I’m so exhausted…I just need to get to Friday…I’m using this weekend to sleep… Ever uttered these words above before?
I’m totally guilty. Before I started my life coaching and speaking business I worked in TV. And when I say “worked”…I overworked myself into burnout a few too many times. I made a promise to myself starting this business that I would not hit burnout.
Years later, that promise has been kept. The truth with burnout is that we don’t know we’re headed there sometimes until we’re there because the BS (blind sides) we tell ourselves keep us going.
BS you might have said:“I need to prove myself”…“I am not worthy until I get XYZ”…“I’ll be happy when XYZ”… But here’s the thing. It doesn’t just affect you, it can greatly impact your relationship.

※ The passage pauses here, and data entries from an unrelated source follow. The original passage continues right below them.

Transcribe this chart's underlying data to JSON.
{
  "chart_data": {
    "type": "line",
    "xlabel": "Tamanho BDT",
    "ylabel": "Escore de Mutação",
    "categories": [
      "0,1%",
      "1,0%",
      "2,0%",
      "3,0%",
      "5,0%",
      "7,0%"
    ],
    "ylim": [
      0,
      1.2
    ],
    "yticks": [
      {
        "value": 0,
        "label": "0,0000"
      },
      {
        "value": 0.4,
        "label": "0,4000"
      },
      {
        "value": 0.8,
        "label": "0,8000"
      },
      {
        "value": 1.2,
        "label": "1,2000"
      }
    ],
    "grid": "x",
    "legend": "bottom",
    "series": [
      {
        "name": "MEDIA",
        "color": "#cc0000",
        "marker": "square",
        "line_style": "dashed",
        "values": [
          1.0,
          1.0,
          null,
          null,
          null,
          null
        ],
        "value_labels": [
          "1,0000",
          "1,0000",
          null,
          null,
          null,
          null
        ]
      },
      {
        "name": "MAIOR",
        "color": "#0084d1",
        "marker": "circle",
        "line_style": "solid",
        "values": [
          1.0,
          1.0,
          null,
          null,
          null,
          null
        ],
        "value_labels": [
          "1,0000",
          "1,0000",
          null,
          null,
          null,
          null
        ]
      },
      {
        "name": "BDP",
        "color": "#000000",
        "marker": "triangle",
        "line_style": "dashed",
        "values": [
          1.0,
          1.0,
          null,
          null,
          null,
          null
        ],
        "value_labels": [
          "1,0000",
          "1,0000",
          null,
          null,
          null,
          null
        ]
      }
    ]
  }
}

4 Ways Burnout Harms Relationships:
Lack of balance
Every relationship needs balance. However, when you or your partner is too busy then there isn’t much space for emotional intimacy. Balance allows time to connect with your partner and communicate with one another. If there isn’t time or space to do this then distance is created.
Look, you’re not always going to be able to prioritize your partner. Although, if the lack of prioritizing is coming from burnout then it can neglect the needs of you, your partner and the relationship. If the needs are not prioritized then a foundation of trust within the relationship is at stake.
Going on dates and spending quality time is important for every relationship. If you or your partner is experiencing burnout then there won’t be much to bring to that time together. This can make the connection between two people begin to die out.
Every healthy relationship has boundaries. It needs to start internally in order for the external to be upheld. Usually when someone has burnout they don’t have boundaries around what caused it. As a result, this harms a relationship and creeps into enmeshment.